Las dificultades se agravan ante las emergencias. Naila recuerda un ingreso reciente por estatus convulsivo, cuando su hijo estuvo al borde del paro cardíaco. “Gracias a Dios que mi pequeño es fuerte porque hubiese pasado lo peor”, afirma, tras relatar que la ambulancia tardó ocho horas en llegar. A ello se suma la ausencia total de fisioterapia y seguimiento especializado, a pesar de vivir a escasos metros del policlínico.
Convertida en enfermera a tiempo completo, Naila no puede trabajar fuera de casa. Su hijo no sostiene la cabeza, requiere aspiración frecuente y alimentación por sonda cada cuatro horas. El esfuerzo físico constante ha deteriorado su propia salud. “A raíz de tanto esfuerzo, tengo una escoliosis, con las vértebras de la cervical comprimidas en grado 3. El médico me dijo que puedo cargar hasta cinco libras máximo, pero tengo que cargar a mi niño que pesa 11 kg, dos y tres veces al día”, lamenta.
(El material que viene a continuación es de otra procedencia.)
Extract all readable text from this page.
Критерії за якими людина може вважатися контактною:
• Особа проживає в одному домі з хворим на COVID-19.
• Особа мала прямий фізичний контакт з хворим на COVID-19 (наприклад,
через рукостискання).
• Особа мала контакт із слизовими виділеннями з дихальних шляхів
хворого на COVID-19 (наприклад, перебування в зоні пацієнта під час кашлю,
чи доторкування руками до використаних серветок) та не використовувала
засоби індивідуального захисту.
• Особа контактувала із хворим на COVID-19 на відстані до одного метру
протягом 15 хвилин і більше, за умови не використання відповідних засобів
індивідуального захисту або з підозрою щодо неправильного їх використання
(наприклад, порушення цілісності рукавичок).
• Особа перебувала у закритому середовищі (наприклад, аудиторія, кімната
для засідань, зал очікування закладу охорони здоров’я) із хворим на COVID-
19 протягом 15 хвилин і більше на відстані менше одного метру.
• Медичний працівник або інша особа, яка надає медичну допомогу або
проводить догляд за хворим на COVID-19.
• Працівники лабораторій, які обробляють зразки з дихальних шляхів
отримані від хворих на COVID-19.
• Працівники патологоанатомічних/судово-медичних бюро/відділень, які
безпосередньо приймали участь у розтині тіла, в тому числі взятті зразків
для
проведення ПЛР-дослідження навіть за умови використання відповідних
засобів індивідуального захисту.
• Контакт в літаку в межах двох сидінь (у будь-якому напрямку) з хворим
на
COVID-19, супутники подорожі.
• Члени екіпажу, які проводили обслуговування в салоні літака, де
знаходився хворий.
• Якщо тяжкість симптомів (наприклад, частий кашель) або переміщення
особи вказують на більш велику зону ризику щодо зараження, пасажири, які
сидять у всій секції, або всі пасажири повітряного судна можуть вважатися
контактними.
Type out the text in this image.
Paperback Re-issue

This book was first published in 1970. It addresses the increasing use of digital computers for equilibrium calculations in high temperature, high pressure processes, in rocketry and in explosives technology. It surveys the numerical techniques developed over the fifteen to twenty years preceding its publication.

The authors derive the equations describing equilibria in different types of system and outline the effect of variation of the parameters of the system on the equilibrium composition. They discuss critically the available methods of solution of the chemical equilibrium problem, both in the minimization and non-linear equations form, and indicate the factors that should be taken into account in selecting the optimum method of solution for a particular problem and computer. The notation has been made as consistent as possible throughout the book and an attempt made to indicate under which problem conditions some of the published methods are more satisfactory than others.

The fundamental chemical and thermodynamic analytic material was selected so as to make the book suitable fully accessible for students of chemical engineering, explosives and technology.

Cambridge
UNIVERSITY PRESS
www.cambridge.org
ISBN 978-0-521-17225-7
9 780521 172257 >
Ante la necesidad urgente de ingresos y visibilidad, Naila comenzó a crear contenido en redes sociales para mostrar sin filtros la realidad que vive. Sus denuncias han generado una ola de solidaridad entre otras madres en situaciones similares, quienes confirman que el abandono institucional es una experiencia compartida. Un coro de voces que revela una crisis silenciosa y persistente detrás de las cifras oficiales.